Hasil pendataaan Satuan Tugas Sektor 12 program Citarum Harum menunjukkan, jumlah keramba jaring apung (KJA) di Cirata diprediksi lebih dari 98.000 unit. Berdasarkan data yang dihimpun, nilai investasi setiap KJA, rata-rata Rp50 juta per unit. Bila dikalkulasikan dengan jumlah KJA saat ini, totalnya Rp4.9 triliun. Satu unit rata-rata terdiri 4-5 petak.

Bila merujuk Surat Keputusan Gubernur Jawa Barat Nomor 21 tahun 2002, kuota yang diizinkan bagi budidaya ikan di Waduk Cirata hanya 12.000 petak. Atau, satu persen dari luas wilayah.

 

30 tahun usia Waduk Cirata, sejumlah masalah besar seperti pencemaran air dan pendangkalan adalah persoalan yang harus diselesaikan. Foto: Donny Iqbal/Mongabay Indonesia

 

Menangani membludaknya KJA, Dansektor 12 Citarum Harum, Kolonel Satriyo Medi Sampurno mengatakan pihaknya akan melakukan upaya penertiban. Ditargetkan akhir 2018, sebanyak 12.000 petak KJA ditertibkan.

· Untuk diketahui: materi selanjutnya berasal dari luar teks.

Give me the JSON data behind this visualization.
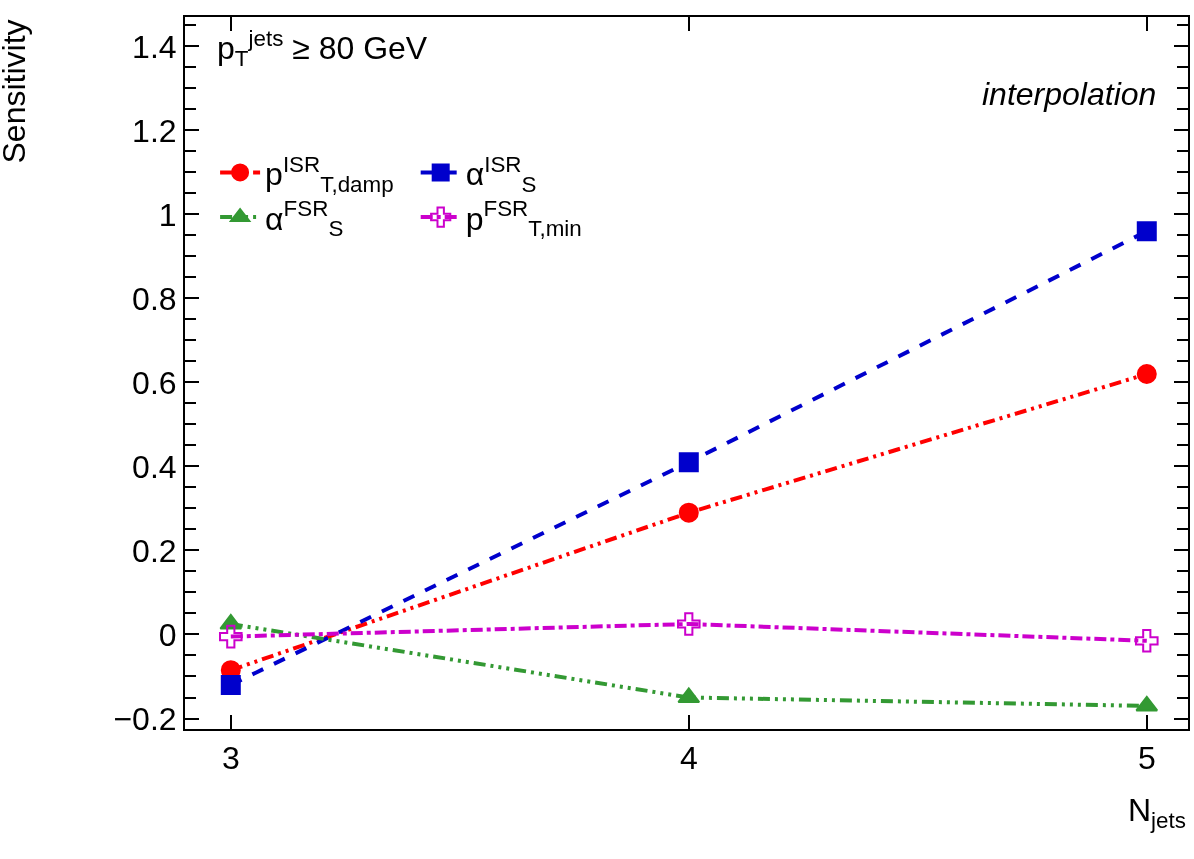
{
  "chart_data": {
    "type": "line",
    "xlabel": "N$_{jets}$",
    "ylabel": "Sensitivity",
    "x": [
      3,
      4,
      5
    ],
    "series": [
      {
        "name": "p$^{ISR}$$_{T,damp}$",
        "color": "#ff0000",
        "values": [
          -0.085,
          0.29,
          0.62
        ],
        "marker": "circle",
        "line_style": "dashdotdot"
      },
      {
        "name": "α$^{ISR}$$_{S}$",
        "color": "#0000cc",
        "values": [
          -0.12,
          0.41,
          0.96
        ],
        "marker": "square",
        "line_style": "dashed"
      },
      {
        "name": "α$^{FSR}$$_{S}$",
        "color": "#339933",
        "values": [
          0.025,
          -0.15,
          -0.17
        ],
        "marker": "triangle",
        "line_style": "dashdotdotdot"
      },
      {
        "name": "p$^{FSR}$$_{T,min}$",
        "color": "#cc00cc",
        "values": [
          -0.005,
          0.025,
          -0.015
        ],
        "marker": "cross-open",
        "line_style": "dashdot"
      }
    ],
    "annotations": [
      "p$_{T}$$^{jets}$ ≥ 80 GeV",
      "interpolation"
    ],
    "xlim": [
      2.9,
      5.09
    ],
    "ylim": [
      -0.225,
      1.47
    ],
    "xticks": [
      3,
      4,
      5
    ],
    "yticks": [
      {
        "value": -0.2,
        "label": "−0.2"
      },
      0,
      0.2,
      0.4,
      0.6,
      0.8,
      1,
      1.2,
      1.4
    ],
    "legend": "top left"
  }
}
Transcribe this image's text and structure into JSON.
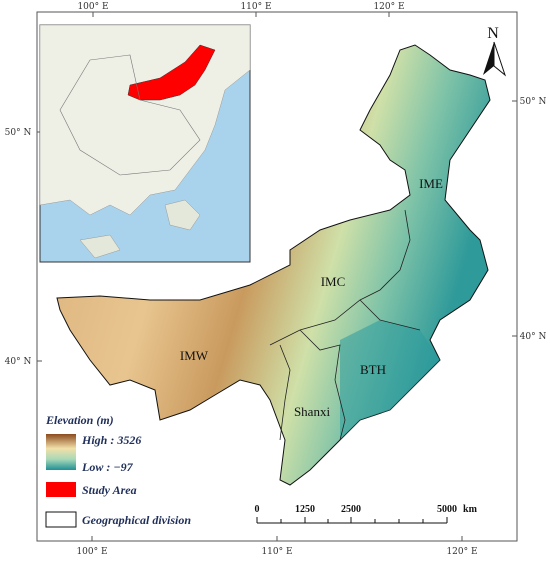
{
  "graticule": {
    "top": [
      "100° E",
      "110° E",
      "120° E"
    ],
    "bottom": [
      "100° E",
      "110° E",
      "120° E"
    ],
    "left": [
      "50° N",
      "40° N"
    ],
    "right": [
      "50° N",
      "40° N"
    ]
  },
  "north": "N",
  "regions": [
    "IME",
    "IMC",
    "IMW",
    "BTH",
    "Shanxi"
  ],
  "legend": {
    "title": "Elevation (m)",
    "high": "High : 3526",
    "low": "Low : −97",
    "study_area": "Study Area",
    "division": "Geographical division"
  },
  "scale_bar": {
    "ticks": [
      0,
      1250,
      2500,
      5000
    ],
    "unit": "km"
  }
}
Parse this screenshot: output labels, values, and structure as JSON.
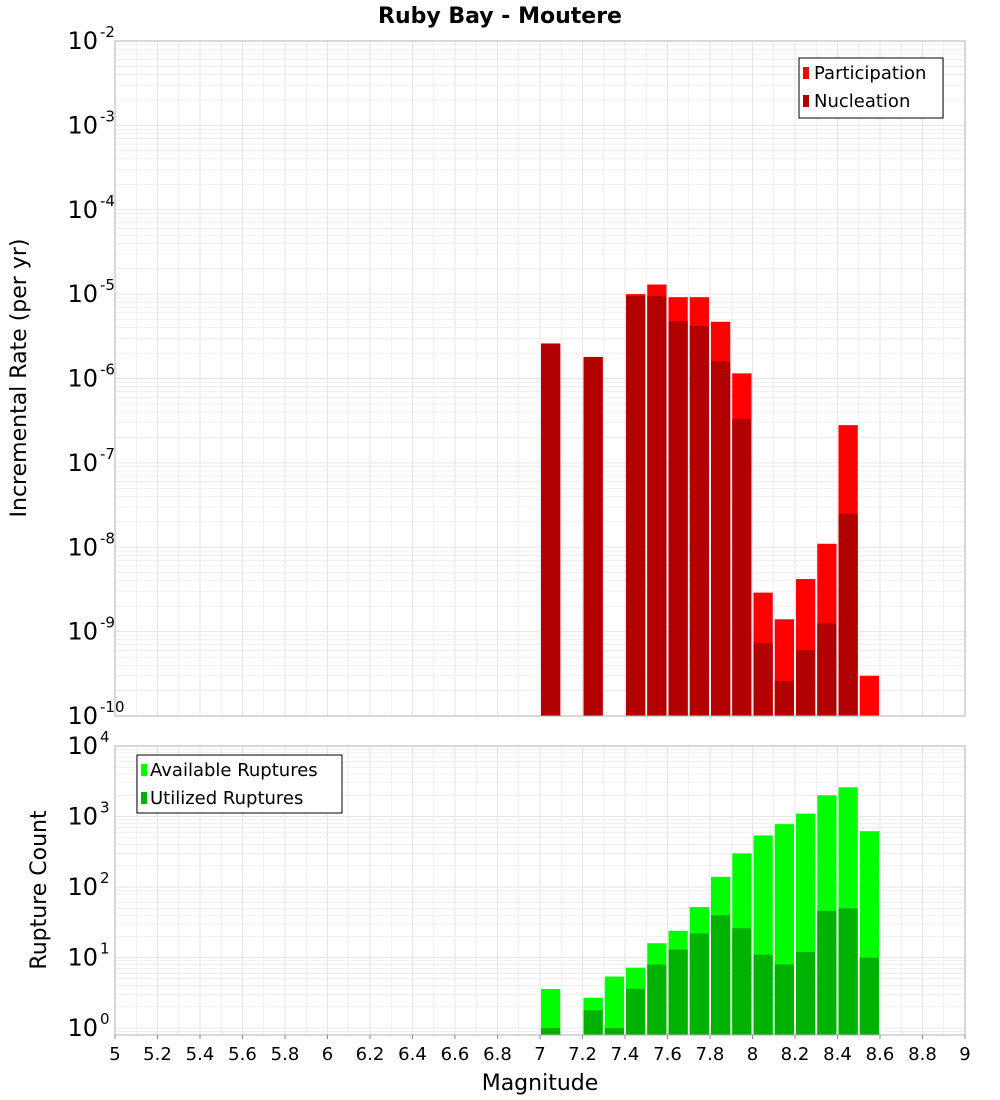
{
  "title": "Ruby Bay - Moutere",
  "colors": {
    "participation": "#ff0000",
    "nucleation": "#b20000",
    "available": "#00ff00",
    "utilized": "#00b200",
    "grid": "#e6e6e6",
    "frame": "#b0b0b0"
  },
  "chart_data": [
    {
      "type": "bar",
      "title": "Ruby Bay - Moutere",
      "xlabel": "",
      "ylabel": "Incremental Rate (per yr)",
      "yscale": "log",
      "xlim": [
        5,
        9
      ],
      "ylim": [
        1e-10,
        0.01
      ],
      "ytick_exponents": [
        "-2",
        "-3",
        "-4",
        "-5",
        "-6",
        "-7",
        "-8",
        "-9",
        "-10"
      ],
      "grid": true,
      "legend_position": "top-right",
      "bar_width": 0.1,
      "series": [
        {
          "name": "Participation",
          "color": "#ff0000",
          "x": [
            7.05,
            7.25,
            7.45,
            7.55,
            7.65,
            7.75,
            7.85,
            7.95,
            8.05,
            8.15,
            8.25,
            8.35,
            8.45,
            8.55
          ],
          "values": [
            2.6e-06,
            1.8e-06,
            1e-05,
            1.3e-05,
            9.2e-06,
            9.2e-06,
            4.7e-06,
            1.15e-06,
            2.9e-09,
            1.4e-09,
            4.2e-09,
            1.1e-08,
            2.8e-07,
            3e-10
          ]
        },
        {
          "name": "Nucleation",
          "color": "#b20000",
          "x": [
            7.05,
            7.25,
            7.45,
            7.55,
            7.65,
            7.75,
            7.85,
            7.95,
            8.05,
            8.15,
            8.25,
            8.35,
            8.45
          ],
          "values": [
            2.6e-06,
            1.8e-06,
            9.5e-06,
            9.5e-06,
            4.8e-06,
            4.2e-06,
            1.6e-06,
            3.3e-07,
            7.3e-10,
            2.6e-10,
            6e-10,
            1.25e-09,
            2.5e-08
          ]
        }
      ]
    },
    {
      "type": "bar",
      "xlabel": "Magnitude",
      "ylabel": "Rupture Count",
      "yscale": "log",
      "xlim": [
        5,
        9
      ],
      "ylim": [
        0.8,
        10000
      ],
      "ytick_exponents": [
        "4",
        "3",
        "2",
        "1",
        "0"
      ],
      "xticks": [
        "5",
        "5.2",
        "5.4",
        "5.6",
        "5.8",
        "6",
        "6.2",
        "6.4",
        "6.6",
        "6.8",
        "7",
        "7.2",
        "7.4",
        "7.6",
        "7.8",
        "8",
        "8.2",
        "8.4",
        "8.6",
        "8.8",
        "9"
      ],
      "grid": true,
      "legend_position": "top-left",
      "bar_width": 0.1,
      "series": [
        {
          "name": "Available Ruptures",
          "color": "#00ff00",
          "x": [
            7.05,
            7.25,
            7.35,
            7.45,
            7.55,
            7.65,
            7.75,
            7.85,
            7.95,
            8.05,
            8.15,
            8.25,
            8.35,
            8.45,
            8.55
          ],
          "values": [
            3.6,
            2.7,
            5.4,
            7.2,
            16,
            24,
            52,
            140,
            300,
            540,
            780,
            1100,
            2000,
            2600,
            620
          ]
        },
        {
          "name": "Utilized Ruptures",
          "color": "#00b200",
          "x": [
            7.05,
            7.25,
            7.35,
            7.45,
            7.55,
            7.65,
            7.75,
            7.85,
            7.95,
            8.05,
            8.15,
            8.25,
            8.35,
            8.45,
            8.55
          ],
          "values": [
            1,
            1.8,
            1,
            3.6,
            8,
            13,
            22,
            40,
            26,
            11,
            8,
            12,
            46,
            50,
            10
          ]
        }
      ]
    }
  ]
}
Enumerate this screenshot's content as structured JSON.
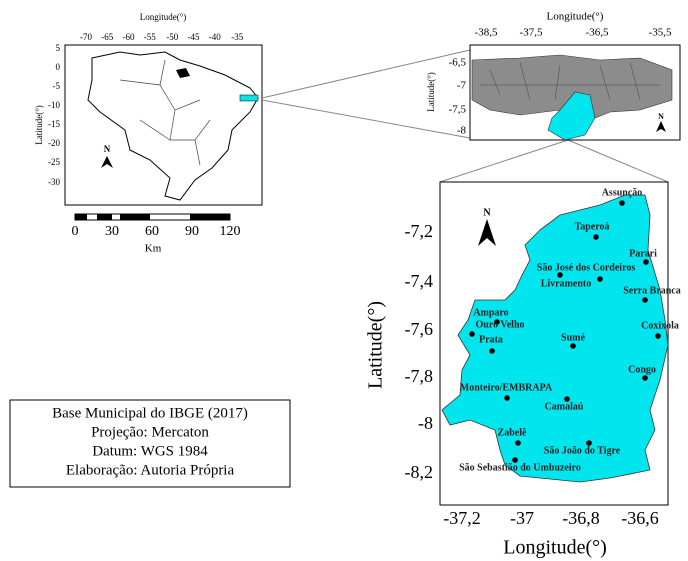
{
  "brazil_map": {
    "x_label": "Longitude(°)",
    "y_label": "Latitude(°)",
    "x_ticks": [
      "-70",
      "-65",
      "-60",
      "-55",
      "-50",
      "-45",
      "-40",
      "-35"
    ],
    "y_ticks": [
      "5",
      "0",
      "-5",
      "-10",
      "-15",
      "-20",
      "-25",
      "-30"
    ],
    "north_label": "N",
    "scale_bar": {
      "ticks": [
        "0",
        "30",
        "60",
        "90",
        "120"
      ],
      "unit": "Km"
    }
  },
  "paraiba_map": {
    "x_label": "Longitude(°)",
    "y_label": "Latitude(°)",
    "x_ticks": [
      "-38,5",
      "-37,5",
      "-36,5",
      "-35,5"
    ],
    "y_ticks": [
      "-6,5",
      "-7",
      "-7,5",
      "-8"
    ],
    "north_label": "N"
  },
  "study_area_map": {
    "x_label": "Longitude(°)",
    "y_label": "Latitude(°)",
    "x_ticks": [
      "-37,2",
      "-37",
      "-36,8",
      "-36,6"
    ],
    "y_ticks": [
      "-7,2",
      "-7,4",
      "-7,6",
      "-7,8",
      "-8",
      "-8,2"
    ],
    "north_label": "N",
    "stations": [
      "Assunção",
      "Taperoá",
      "Parari",
      "São José dos Cordeiros",
      "Livramento",
      "Serra Branca",
      "Amparo",
      "Ouro Velho",
      "Coxixola",
      "Prata",
      "Sumé",
      "Congo",
      "Monteiro/EMBRAPA",
      "Camalaú",
      "Zabelê",
      "São João do Tigre",
      "São Sebastião do Umbuzeiro"
    ]
  },
  "credits": [
    "Base Municipal do IBGE (2017)",
    "Projeção: Mercaton",
    "Datum: WGS 1984",
    "Elaboração: Autoria Própria"
  ]
}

“Ini menjadi prioritas, dilihat dari kualitas air saat ini. Kami lakukan pemetaan agar terkendali. Di satu sisi, sebetulnya petani ikan mengakui hasil KJA menurun. Kami juga berkoordinasi dengan pihak terkait mencari ekonomi alternatif,” kata Satriyo.

 

Kualitas air di Waduk Cirata saat ini berada di level 3. akankah bisa kembali ke level 1, seperti saat awal waduk ini dibangun? Foto: Donny Iqbal/Mongabay Indonesia

 

Petani ikan Cirata di Desa Margalaksana, Cipeundeuy, Aep (35), mengungkapkan, hasil panen kerap merugi karena tidak sebanding dengan pengeluaran. Satu petak rata-rata membutuhkan pakan ikan sekitar 1-1,5 ton. Panen 3-4 bulan sekali.

“Ikan akan mati massal jika arus air bawah naik ke atas. Biasanya, membawa limbah dan mematikan seluruh ikan yang ada di keramba. Ini berlangsung setiap menjelang musim hujan. Apalagi sekarang air sudah jelek. Banyak ikan yang terkena penyakit,” tandasnya.